Gearbox’s Brian Burleson has dived into what the team changed around in the newly announced PlayStation VR version of Borderlands 2 in a post on the PlayStation Blog,
VR development comes with a handful of considerations that developers have to keep in mind, like tackling locomotion differences and avoiding any major motion sickness triggers, so Burleson's blog offers game devs a look at some of the changes the Gearbox team had to make when bringing this particular FPS to virtual reality.
Burleson, a producer at the studio, explains that the biggest gameplay change between Borderlands 2 and Borderlands 2 VR comes in the form of a new bullet-time mode that gives VR users the ability to face off against in-game baddies in slow-motion, essentially giving them more control over motion tracking-controlled elements of the game like dodging incoming bullets and aiming with the PlayStation Move controller.

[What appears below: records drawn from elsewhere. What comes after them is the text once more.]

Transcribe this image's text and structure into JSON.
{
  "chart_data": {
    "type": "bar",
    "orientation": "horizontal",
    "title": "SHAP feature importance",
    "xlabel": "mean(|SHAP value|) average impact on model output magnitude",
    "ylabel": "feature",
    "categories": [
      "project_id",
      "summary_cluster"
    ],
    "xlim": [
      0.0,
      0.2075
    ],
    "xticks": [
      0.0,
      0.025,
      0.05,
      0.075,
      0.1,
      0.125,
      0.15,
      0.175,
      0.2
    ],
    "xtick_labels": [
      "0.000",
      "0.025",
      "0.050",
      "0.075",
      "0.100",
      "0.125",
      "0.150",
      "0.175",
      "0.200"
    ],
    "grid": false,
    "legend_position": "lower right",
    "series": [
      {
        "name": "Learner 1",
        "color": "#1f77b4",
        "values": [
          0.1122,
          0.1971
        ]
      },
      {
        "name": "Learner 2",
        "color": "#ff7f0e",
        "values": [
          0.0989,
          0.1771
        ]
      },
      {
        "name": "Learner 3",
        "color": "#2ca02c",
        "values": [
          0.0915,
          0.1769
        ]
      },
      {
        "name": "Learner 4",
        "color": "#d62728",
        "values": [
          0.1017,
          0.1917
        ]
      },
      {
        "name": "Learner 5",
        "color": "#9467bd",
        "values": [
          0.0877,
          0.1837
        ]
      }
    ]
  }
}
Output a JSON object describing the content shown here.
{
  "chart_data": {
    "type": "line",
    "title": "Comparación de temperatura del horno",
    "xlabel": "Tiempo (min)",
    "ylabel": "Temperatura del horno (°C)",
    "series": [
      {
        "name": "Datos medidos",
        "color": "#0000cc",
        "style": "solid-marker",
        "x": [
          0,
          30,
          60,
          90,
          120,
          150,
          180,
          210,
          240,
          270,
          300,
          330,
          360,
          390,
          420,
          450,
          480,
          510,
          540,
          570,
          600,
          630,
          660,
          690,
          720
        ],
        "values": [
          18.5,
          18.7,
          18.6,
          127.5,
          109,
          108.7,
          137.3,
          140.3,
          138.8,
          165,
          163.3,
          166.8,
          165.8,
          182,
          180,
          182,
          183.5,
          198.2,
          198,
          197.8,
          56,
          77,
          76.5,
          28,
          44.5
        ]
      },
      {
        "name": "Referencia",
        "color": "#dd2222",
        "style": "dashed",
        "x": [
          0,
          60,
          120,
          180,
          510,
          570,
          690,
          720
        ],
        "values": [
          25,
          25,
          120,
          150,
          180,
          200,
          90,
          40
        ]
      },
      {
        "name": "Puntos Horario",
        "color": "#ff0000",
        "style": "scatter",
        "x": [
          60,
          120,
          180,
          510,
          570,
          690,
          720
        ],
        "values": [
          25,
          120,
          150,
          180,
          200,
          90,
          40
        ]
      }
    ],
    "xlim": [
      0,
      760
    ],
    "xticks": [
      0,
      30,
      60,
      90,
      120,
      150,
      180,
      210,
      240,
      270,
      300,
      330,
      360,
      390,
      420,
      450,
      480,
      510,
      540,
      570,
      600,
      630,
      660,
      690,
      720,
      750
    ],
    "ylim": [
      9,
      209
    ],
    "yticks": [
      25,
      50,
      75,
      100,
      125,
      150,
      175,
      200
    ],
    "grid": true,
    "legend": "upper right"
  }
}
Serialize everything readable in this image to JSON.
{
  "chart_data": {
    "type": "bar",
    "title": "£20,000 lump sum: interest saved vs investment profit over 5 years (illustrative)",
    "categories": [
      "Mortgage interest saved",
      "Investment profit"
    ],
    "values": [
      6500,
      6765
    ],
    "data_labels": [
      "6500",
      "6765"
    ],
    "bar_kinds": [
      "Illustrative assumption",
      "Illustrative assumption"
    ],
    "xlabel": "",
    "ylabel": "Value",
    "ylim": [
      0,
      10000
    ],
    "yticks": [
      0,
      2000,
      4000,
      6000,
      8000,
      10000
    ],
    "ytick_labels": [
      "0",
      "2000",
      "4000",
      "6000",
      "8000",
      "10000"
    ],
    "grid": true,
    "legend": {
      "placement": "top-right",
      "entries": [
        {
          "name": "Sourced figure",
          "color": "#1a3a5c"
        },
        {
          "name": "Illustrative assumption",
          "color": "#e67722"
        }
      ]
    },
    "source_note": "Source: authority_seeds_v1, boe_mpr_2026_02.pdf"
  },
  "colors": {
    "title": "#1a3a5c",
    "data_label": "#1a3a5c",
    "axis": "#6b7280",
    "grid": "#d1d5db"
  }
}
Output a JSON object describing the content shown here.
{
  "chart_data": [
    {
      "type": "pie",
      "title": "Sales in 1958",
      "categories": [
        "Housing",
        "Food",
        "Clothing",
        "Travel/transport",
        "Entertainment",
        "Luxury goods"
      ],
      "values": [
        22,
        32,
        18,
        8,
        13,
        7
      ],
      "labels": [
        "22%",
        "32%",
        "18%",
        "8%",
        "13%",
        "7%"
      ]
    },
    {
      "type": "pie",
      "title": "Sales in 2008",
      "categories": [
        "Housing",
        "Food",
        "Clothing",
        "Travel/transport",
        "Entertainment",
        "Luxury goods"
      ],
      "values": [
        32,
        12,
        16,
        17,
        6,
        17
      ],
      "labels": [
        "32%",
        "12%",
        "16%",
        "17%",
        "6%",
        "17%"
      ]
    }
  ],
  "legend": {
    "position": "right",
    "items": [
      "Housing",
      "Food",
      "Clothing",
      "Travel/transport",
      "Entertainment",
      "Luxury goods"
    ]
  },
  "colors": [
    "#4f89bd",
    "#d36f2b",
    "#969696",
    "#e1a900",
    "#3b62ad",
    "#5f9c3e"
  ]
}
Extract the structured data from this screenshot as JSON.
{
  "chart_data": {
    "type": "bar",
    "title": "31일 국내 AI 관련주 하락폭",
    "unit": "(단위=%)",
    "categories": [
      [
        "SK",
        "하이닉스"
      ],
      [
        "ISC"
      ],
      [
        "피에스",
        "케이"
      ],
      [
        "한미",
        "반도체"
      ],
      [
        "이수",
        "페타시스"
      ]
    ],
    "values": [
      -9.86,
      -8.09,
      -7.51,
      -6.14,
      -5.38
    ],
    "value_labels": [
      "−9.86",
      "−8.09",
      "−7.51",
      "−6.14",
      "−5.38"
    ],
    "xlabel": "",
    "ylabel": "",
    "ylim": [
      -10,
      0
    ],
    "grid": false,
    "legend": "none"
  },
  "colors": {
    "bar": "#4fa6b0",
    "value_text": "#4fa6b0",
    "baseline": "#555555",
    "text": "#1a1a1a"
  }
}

Some character-specific skills have changed as well, either to better blend that new bullet-time mode into the rest of the game or to address abilities that have less utility now that this version of Borderlands 2 forgoes the cooperative multiplayer element.
Driving in-game vehicles has also been reworked to better fit with VR. The typically third-person view used while driving have been swapped out for a first-person perspective while looking around with the PlayStation headset is now how players aim a vehicle’s equipped artillery. Burleson dives a bit deeper into some of the VR-conscious changes the team had to make in the full write-up on the PlayStation Blog.